El problema no es el marco sino la falta de más “acreditación”, de más “fiscalización” y de “transparencia”. Ya casi no es necesario indicar que las palabras con las que se ha descrito la relación entre universidad y mercado son, precisamente, las de “calidad” y la de “fiscalización continua” (ahí está el libro La universidad en ruinas de Bill Readings para atestiguarlo).
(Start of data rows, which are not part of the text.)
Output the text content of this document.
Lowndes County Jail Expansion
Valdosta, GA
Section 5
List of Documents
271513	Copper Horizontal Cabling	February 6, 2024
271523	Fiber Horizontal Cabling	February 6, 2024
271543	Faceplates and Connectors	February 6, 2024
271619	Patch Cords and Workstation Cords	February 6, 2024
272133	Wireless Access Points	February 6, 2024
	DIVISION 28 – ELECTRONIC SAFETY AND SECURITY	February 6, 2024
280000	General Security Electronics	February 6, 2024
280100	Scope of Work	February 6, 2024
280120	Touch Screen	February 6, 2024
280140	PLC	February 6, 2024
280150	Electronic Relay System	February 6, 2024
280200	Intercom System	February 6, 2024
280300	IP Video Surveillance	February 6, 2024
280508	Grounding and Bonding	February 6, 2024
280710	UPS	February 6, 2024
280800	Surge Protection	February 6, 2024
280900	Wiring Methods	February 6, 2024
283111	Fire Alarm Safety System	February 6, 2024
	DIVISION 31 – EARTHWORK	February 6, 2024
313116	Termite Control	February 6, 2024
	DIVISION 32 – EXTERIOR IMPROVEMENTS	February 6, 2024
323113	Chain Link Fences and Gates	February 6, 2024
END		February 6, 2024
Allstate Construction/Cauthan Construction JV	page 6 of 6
Es en ese contexto, y en esa definición de sociedad, donde aparece el “Estado” como garante de la “calidad” (y por supuesto que no de la igualdad). Su función sería la generación de una intrincada estructura de fiscalización: subsecretaria de educación superior, superintendencia de educación y Consejo de calidad). ¿Cómo sería el financiamiento? Diversificado y competitivo. ¿Qué les espera a las universidades estatales con este proyecto de ley? Más burocracia y por sobre todo más y más acreditación. Por extraño que parezca solo habrá gratuidad si hay competencia. ¿Cómo se describirá la calidad? Como todo marcador ideológico no se describe, es un significante vacío que habla más del vínculo entre mercado y educación que de un contenido específico. ¿Quiénes establecerán estos criterios o estándares de calidad? Esta es la verdadera pregunta. Su respuesta no es distinta a lo que hemos visto hasta ahora: grupos de “expertos” que establecen criterios y estándares sin reconocer la especificidad ni de planteles universitarios ni de programas y disciplinas. ¿Qué hay de la autonomía? Más allá de alguna mención retórica en el proyecto, la autonomía está ausente. ¿Es esto una reforma? Me parece más bien que se sigue y se profundiza la “contrarreforma” de 1980.